The Twelfth Enchantment is a 2011 novel by David Liss. Lucy Derrick is a women of good breeding, and bad repute. When she was 16, she ran off with a man Jonas Morrison, and her tragic life began. Her sister died, her father died, and she was forced to live with her uncle, and his maid, who spend their time making Lucy miserable and trying to marry her off to a mill owner. Things change for Lucy when Lord Byron collapses at her home, leading her into magic and adventure. Will she defeat the mysterious forces gathering against her and all of England? This novel is set against the backdrop of a rapidly industrializing England.
This work includes examples of:
- Adaptational Heroism: Mary Crawford is imported from Jane Austen's Mansfield Park, but is portrayed in a more favorable light, while Fanny Price, the heroine of Austen's novel, is referred to as "something of a simpleton".
- Arc Words: "Gather the Leaves."
- Artistic License History: When Lucy meets Spencer Perceval, the Prime Minister, he's described as being in his sixties. In actuality, he was 49 at the time of his death.

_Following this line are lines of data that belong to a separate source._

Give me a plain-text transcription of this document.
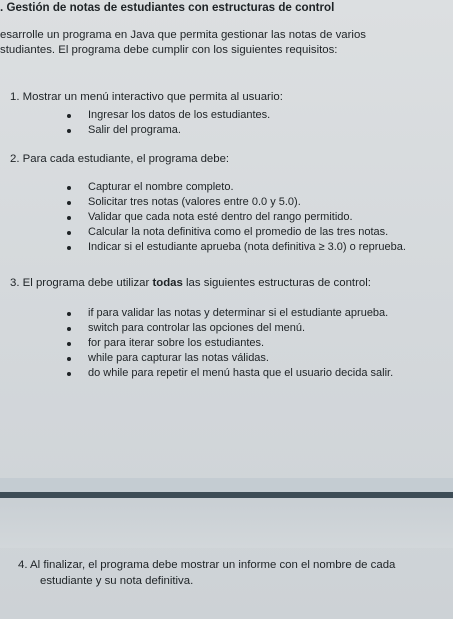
. Gestión de notas de estudiantes con estructuras de control
esarrolle un programa en Java que permita gestionar las notas de varios
studiantes. El programa debe cumplir con los siguientes requisitos:
1. Mostrar un menú interactivo que permita al usuario:
Ingresar los datos de los estudiantes.
Salir del programa.
2. Para cada estudiante, el programa debe:
Capturar el nombre completo.
Solicitar tres notas (valores entre 0.0 y 5.0).
Validar que cada nota esté dentro del rango permitido.
Calcular la nota definitiva como el promedio de las tres notas.
Indicar si el estudiante aprueba (nota definitiva ≥ 3.0) o reprueba.
3. El programa debe utilizar todas las siguientes estructuras de control:
if para validar las notas y determinar si el estudiante aprueba.
switch para controlar las opciones del menú.
for para iterar sobre los estudiantes.
while para capturar las notas válidas.
do while para repetir el menú hasta que el usuario decida salir.
4. Al finalizar, el programa debe mostrar un informe con el nombre de cada
estudiante y su nota definitiva.
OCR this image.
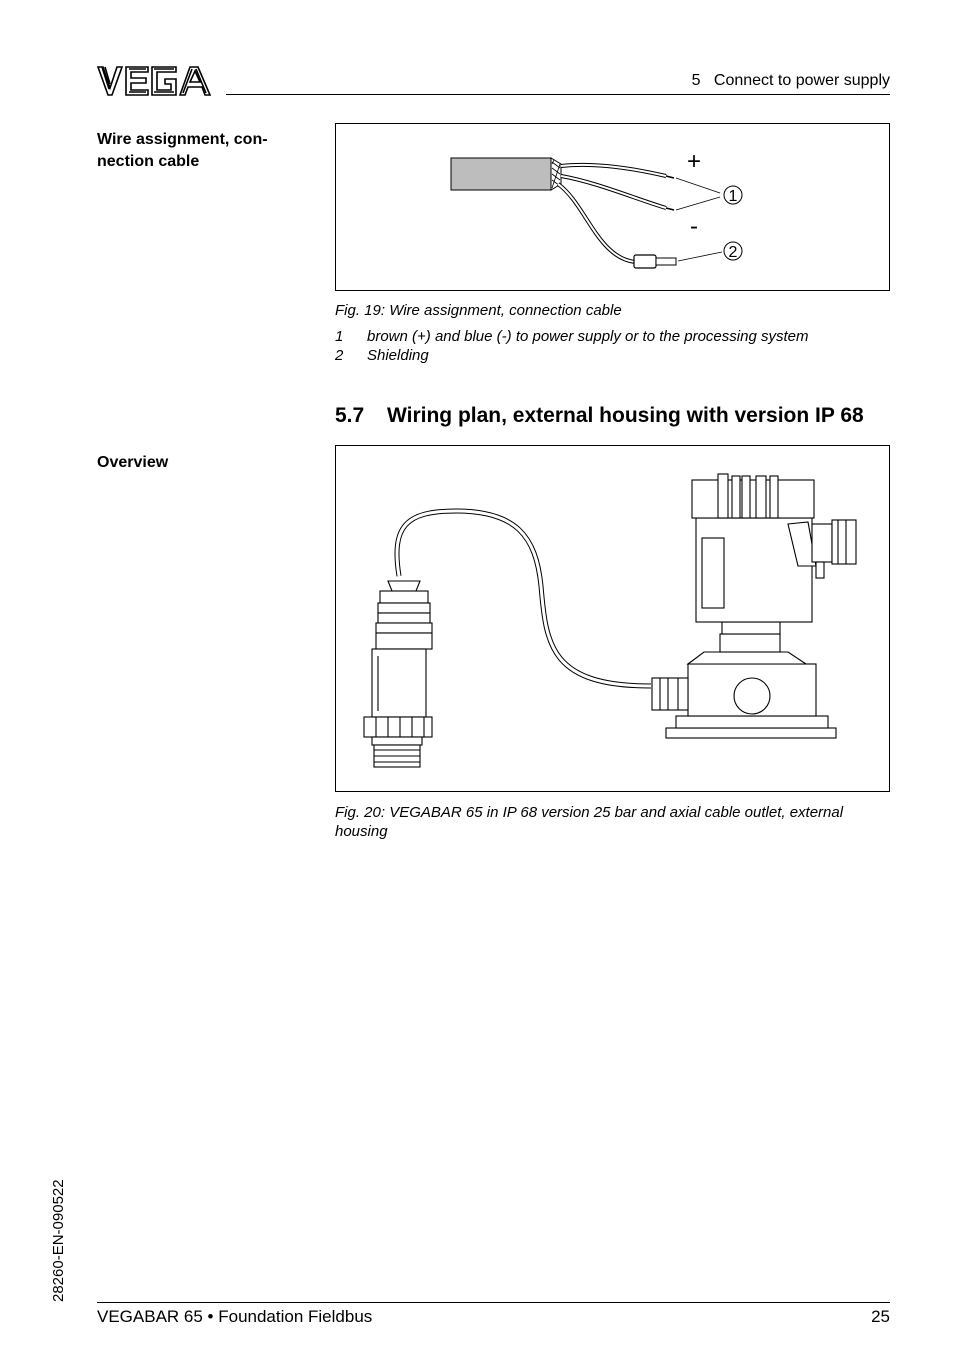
5   Connect to power supply
Wire assignment, con-
nection cable
Overview
1
2
+
-
Fig. 19: Wire assignment, connection cable
1 brown (+) and blue (-) to power supply or to the processing system
2 Shielding
5.7 Wiring plan, external housing with version IP 68
Fig. 20: VEGABAR 65 in IP 68 version 25 bar and axial cable outlet, external housing
28260-EN-090522
VEGABAR 65 • Foundation Fieldbus	25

- Chekhov's Gun: Lampshaded. When Mrs. Emmett prevents Lucy from summoning a dangerous spirit, she tells her to hang onto the flawed summoning talisman because it might come in useful. Sure enough, it does.
- Dead All Along: Mary Crawford and Lady Harriett.
- Golem: Mrs. Emmett. Of the word for truth on forehead type.
- Our Fairies Are Different: Apparently what fairies truly are are zombies. Immortal beings made from the dead.
- Historical-Domain Character: Lord Byron plays a large part here — both as potential Love Interest and as a partner in magical schemes. William Blake also makes an appearance.
- Heroic Sacrifice: The sacrifice of a friend is stronger than any magic. Ms. Crawford states this in the beginning of the book. She sacrifices herself to save Lucy and England. Ms. Emmett also sacrifices herself to avoid being used against Lucy.
- Magic A Is Magic A: Lucy states that magic is basically a more advanced branch of physics.
- Changeling Tale: Lucy's niece is switched for a strange hungry creature. Ms. Crawford does this to protect the child from being killed.
- Ludd Was Right: The view of many characters in this novel such as Mary Crawford and William Blake. General Ludd is apparently an immortal, and the schemes against the Luddites by the brothers of the Rosy Cross are machinations by the revenants to get rid of magic and secure their immortality.
- Slut-Shaming: Lucy is considered Defiled Forever because she ran off with Jonas Morrison. He was saving her life in fact. Later this is repeated as people believe that she has had sex with Lord Byron.
- Take a Third Option: Lucy repeatedly says there must be a way between the mills and the Luddites. There is.
- Who Wants to Live Forever?: The undying here lose all sense of who they once were, and seek only for safety and their own pleasure. Ms. Crawford allows herself to be killed to avoid this fate.